The Invisible Man is my Classics Club spin book The rules of the Spin are that this was the book for me to read by 3rd March 2024 and I did. In fact I finished it about two weeks early and only got round to writing about it a few days ago. The Invisible Man was first published in 1897, a science fiction novel, originating in Pearson’s Weekly. But it was not quite what I expected. And I certainly didn’t expect it to turn into slapstick comedy.
Synopsis from Amazon
‘The man’s become inhuman … He has cut himself off from his kind. His blood be upon his own head.’
One night in the depths of winter, a bizarre and sinister stranger wrapped in bandages and eccentric clothing arrives in a remote English village.
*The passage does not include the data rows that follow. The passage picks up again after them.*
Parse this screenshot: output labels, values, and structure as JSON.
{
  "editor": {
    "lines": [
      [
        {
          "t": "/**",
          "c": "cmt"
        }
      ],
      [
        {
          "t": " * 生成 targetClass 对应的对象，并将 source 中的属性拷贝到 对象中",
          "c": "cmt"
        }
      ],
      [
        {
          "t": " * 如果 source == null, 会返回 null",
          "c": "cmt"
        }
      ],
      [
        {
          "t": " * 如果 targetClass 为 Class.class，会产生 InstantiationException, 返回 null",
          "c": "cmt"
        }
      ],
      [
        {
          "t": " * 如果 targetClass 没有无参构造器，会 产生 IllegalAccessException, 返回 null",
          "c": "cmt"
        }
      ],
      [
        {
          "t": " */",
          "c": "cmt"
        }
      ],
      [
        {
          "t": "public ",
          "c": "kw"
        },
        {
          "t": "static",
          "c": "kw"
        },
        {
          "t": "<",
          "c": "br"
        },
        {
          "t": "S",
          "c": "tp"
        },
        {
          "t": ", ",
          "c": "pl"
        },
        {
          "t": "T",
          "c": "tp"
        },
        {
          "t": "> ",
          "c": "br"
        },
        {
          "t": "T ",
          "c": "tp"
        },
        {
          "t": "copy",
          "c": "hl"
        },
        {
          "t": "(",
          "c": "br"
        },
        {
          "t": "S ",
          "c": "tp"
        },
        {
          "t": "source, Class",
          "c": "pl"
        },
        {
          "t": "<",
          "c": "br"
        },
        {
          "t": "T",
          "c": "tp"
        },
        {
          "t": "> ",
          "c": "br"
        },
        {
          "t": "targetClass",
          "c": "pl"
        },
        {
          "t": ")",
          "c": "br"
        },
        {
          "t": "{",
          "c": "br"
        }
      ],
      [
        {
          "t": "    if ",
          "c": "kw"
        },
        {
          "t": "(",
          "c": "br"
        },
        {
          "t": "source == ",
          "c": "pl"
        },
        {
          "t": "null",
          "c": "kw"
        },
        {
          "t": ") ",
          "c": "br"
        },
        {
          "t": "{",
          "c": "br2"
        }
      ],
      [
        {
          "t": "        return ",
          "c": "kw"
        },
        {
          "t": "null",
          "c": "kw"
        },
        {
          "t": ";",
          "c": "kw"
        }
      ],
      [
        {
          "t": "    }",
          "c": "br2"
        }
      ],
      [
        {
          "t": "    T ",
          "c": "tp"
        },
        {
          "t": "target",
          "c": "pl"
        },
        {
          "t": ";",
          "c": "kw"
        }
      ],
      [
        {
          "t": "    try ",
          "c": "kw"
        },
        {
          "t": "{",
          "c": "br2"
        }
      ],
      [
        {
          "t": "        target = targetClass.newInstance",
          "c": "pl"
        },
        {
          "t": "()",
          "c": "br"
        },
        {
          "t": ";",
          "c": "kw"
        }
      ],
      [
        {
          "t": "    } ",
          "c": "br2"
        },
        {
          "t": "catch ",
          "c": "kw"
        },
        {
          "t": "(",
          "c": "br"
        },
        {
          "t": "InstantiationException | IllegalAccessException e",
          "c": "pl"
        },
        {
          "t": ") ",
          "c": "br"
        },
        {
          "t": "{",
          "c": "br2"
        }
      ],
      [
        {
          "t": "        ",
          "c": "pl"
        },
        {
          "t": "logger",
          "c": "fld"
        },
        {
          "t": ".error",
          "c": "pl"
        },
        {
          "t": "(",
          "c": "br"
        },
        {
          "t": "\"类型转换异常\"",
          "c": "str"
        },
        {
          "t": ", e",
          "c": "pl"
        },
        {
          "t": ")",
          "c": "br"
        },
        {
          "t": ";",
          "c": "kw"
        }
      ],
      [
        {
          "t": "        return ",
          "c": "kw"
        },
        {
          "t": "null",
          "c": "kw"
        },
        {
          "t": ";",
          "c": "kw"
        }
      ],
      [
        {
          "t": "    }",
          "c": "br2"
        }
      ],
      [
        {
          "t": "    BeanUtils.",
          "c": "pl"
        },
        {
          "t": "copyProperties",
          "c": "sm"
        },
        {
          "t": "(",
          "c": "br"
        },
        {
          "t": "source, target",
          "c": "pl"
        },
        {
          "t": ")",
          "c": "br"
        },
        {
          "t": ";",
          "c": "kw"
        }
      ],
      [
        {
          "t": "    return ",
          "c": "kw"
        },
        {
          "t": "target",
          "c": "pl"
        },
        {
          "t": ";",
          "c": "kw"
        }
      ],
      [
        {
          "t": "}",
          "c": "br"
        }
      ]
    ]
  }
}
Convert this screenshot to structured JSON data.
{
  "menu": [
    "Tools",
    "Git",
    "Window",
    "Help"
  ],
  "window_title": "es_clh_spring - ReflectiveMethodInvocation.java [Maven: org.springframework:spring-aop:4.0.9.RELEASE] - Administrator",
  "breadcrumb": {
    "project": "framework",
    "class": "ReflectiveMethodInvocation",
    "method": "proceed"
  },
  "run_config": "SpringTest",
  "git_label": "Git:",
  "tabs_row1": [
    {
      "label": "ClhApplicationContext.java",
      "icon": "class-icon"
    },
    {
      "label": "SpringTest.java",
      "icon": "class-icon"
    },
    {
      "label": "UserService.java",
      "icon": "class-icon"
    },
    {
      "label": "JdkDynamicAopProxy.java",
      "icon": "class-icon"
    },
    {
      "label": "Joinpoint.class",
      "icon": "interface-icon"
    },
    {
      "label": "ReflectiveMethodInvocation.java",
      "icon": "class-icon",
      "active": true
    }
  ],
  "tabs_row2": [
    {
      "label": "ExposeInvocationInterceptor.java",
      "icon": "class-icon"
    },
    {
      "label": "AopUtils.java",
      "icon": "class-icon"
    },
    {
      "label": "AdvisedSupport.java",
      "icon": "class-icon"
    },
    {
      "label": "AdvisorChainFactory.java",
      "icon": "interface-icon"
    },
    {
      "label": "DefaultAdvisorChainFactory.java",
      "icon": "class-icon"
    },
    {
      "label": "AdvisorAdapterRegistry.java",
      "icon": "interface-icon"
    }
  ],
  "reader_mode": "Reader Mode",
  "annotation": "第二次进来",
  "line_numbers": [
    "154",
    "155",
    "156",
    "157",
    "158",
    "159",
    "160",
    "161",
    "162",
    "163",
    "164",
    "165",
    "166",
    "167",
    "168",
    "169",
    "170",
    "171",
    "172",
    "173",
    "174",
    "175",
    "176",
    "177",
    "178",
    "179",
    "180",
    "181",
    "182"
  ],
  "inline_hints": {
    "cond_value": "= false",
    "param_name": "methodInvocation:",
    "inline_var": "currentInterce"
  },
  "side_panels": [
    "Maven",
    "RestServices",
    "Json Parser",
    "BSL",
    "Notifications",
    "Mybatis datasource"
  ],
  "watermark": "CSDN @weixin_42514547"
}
His peculiar, secretive activities in the room he rents spook the locals. Speculation about his identity becomes horror and disbelief when the villagers discover that, beneath his disguise, he is invisible.
Griffin, as the man is called, is an embittered scientist who is determined to exploit his extraordinary gifts, developed in the course of brutal self-experimentation, in order to conduct a Reign of Terror on the sleepy inhabitants of England. As the police close in on him, he becomes ever more desperate and violent.
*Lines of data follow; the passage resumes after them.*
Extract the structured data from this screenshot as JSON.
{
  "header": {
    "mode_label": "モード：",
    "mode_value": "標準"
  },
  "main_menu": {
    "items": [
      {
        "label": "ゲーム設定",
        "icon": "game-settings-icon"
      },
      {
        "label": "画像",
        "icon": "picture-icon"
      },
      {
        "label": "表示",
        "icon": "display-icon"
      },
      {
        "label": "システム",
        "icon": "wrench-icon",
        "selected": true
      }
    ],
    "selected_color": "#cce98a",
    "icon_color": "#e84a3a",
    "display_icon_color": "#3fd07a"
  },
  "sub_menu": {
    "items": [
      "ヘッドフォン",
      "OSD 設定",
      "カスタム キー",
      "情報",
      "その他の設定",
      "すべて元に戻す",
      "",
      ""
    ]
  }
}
In this pioneering novella, subtitled ‘A Grotesque Romance’, Wells combines comedy, both farcical and satirical, and tragedy – to superbly unsettling effect. Since its publication in 1897, The Invisible Man has haunted not only popular culture (in particular cinema) but also the greatest and most experimental novels of the twentieth century.
My thoughts
Griffin, a scientist, is a stranger to the village of Iping in West Sussex, staying at the Coach and Horses Inn. His story is a sad one. Whilst experimenting he has managed to make himself invisible, and dresses from top to toe in clothes, which even in winter makes him stand out from the crowd. Everything he does leads everyone to wonder what is wrong with him and draws attention to himself. What follows grows in intensity, as Griffin causes first confusion, then panic and finally madness. There’s a lot of shouting, pushing and fighting and surprisingly (to me at any rate) quite a lot of comedy – after all the invisible man is as naked as a new born baby.
I enjoyed it. There’s not much to the plot, it’s mainly a character study really, but what an amazing personality. And being invisible is not what he had thought – having to walk around with no shoes or socks on, especially in winter is not funny, neither is the sight of undigested food floating around mid-air. But it is worse than that because Griffin is only at the start of his escapade. By the end he is stark staring bonkers. Wells demonstrates the dangers of using science beyond control. Griffin has succeeded in lowering the refractive index of his body to make it invisible – ‘Either a body absorbs light or reflects it, or refracts it, or does all these things. If it neither refracts nor absorbs light, it cannot of itself be visible.’
Sadly, the end is all violence and drama!